I felt a pang when I read about the passing of actress Susan Anspach. She was felled three days ago (Monday, 4.2) by a heart attack. She was 75. The Hollywood Reporter obit was only posted today so I guess the news is just getting around. Anspach’s son Caleb Goddard, whose father is Jack Nicholson, announced her death earlier today.
Anspach made her mark in Hal Ashby‘s The Landlord (’70), Bob Rafelson‘s Five Easy Pieces (’70) and especially Paul Mazursky‘s Blume in Love (’73). She was quite the vibey presence in these films, very silky and sexy with the ability to suggest a complex and particular inner life. To more than a few she was an object of erotic fascination.
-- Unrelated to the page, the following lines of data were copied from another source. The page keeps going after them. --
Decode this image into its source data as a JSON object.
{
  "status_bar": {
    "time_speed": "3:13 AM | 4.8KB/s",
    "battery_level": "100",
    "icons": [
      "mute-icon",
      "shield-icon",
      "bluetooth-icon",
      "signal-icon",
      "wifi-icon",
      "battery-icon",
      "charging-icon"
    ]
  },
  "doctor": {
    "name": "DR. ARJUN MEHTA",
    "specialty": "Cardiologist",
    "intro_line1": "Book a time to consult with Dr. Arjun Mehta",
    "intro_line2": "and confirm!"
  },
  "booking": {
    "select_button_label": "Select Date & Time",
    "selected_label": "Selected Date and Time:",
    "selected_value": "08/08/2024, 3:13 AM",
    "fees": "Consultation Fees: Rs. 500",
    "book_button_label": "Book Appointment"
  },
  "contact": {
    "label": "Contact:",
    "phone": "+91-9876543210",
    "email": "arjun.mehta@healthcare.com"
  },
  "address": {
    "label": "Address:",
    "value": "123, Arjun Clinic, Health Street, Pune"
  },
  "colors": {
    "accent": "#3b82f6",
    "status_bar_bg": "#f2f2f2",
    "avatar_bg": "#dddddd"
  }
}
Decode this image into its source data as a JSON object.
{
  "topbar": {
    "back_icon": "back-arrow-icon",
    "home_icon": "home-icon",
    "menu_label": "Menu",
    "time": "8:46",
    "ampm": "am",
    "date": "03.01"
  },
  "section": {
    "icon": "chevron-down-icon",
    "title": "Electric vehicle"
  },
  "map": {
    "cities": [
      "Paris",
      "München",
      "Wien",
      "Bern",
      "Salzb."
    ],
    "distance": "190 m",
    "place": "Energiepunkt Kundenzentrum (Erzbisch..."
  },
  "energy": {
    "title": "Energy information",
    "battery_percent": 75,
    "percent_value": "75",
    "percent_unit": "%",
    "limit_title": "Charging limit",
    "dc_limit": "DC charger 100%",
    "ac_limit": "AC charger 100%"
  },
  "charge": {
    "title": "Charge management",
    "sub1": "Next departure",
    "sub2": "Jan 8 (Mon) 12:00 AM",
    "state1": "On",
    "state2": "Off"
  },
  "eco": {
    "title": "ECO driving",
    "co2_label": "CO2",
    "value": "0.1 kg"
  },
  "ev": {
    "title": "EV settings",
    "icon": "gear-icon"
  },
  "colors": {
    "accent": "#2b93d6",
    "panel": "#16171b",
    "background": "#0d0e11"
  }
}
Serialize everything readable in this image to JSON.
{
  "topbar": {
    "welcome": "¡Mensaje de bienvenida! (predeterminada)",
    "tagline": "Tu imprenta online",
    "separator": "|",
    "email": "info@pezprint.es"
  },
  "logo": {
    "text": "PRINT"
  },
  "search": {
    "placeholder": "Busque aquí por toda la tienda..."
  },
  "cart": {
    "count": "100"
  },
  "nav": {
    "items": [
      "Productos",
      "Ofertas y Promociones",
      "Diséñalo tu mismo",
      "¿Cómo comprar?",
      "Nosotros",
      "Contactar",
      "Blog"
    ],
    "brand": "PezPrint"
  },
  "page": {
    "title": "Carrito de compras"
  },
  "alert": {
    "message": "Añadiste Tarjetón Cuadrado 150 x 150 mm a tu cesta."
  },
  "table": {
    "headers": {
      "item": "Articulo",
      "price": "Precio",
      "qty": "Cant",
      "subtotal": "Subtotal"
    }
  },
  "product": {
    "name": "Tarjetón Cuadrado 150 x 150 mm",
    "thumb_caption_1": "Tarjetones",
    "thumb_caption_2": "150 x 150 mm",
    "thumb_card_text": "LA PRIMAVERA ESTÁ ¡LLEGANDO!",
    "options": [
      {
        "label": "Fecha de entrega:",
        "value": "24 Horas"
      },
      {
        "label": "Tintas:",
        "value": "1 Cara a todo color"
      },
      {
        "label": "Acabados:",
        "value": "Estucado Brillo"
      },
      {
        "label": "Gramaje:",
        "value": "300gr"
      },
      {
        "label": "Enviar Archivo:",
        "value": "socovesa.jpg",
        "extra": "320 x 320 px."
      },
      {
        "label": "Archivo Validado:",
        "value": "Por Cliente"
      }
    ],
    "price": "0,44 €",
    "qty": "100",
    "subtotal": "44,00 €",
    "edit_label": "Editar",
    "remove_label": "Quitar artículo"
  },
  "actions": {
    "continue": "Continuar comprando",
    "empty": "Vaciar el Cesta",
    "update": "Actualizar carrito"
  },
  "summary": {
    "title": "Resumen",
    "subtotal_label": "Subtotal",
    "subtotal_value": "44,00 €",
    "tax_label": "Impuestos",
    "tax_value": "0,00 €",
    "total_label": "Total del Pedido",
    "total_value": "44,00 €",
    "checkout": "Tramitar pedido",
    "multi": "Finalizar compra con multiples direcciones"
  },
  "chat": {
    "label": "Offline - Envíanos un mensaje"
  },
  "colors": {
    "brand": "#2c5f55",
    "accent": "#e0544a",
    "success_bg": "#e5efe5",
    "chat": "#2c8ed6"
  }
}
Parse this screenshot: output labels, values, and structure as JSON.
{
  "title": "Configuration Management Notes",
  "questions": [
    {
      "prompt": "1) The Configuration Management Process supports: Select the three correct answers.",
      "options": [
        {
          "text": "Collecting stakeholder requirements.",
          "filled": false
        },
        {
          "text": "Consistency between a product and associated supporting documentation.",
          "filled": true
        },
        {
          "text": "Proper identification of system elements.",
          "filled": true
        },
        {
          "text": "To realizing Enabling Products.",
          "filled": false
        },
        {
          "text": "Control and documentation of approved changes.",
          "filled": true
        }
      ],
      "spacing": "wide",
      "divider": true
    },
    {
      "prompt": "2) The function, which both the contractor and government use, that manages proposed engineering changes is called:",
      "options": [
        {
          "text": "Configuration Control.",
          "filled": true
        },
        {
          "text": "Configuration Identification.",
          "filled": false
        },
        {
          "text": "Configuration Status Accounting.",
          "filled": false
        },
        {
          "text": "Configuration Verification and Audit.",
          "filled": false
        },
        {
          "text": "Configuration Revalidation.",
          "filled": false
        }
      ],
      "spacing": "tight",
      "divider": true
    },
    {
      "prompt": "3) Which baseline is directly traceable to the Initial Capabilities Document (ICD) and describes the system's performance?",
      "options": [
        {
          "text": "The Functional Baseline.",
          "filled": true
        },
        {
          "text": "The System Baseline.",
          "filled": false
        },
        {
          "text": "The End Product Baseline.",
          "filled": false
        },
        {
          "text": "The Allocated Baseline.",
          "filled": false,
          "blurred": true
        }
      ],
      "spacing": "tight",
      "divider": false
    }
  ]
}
There, I’ve said it.
No offense but I don’t even remember Anspach in Jeremy Kagan‘s The Big Fix.
Her last performance that left a significant impression was in Dusan Makavejev‘s Montenegro (’81), in which she played a bored housewife who gets into “slut-strutting” (a term used by a smart female critic) during a visit to the country formerly known as Yugoslavia (i.e., Bosnia and Herzegovina, Croatia, Macedonia, Montenegro, Serbia, Slovenia).
I’m sorry but sometimes the end comes suddenly. Life is short, but then you knew that. Wings of a dove.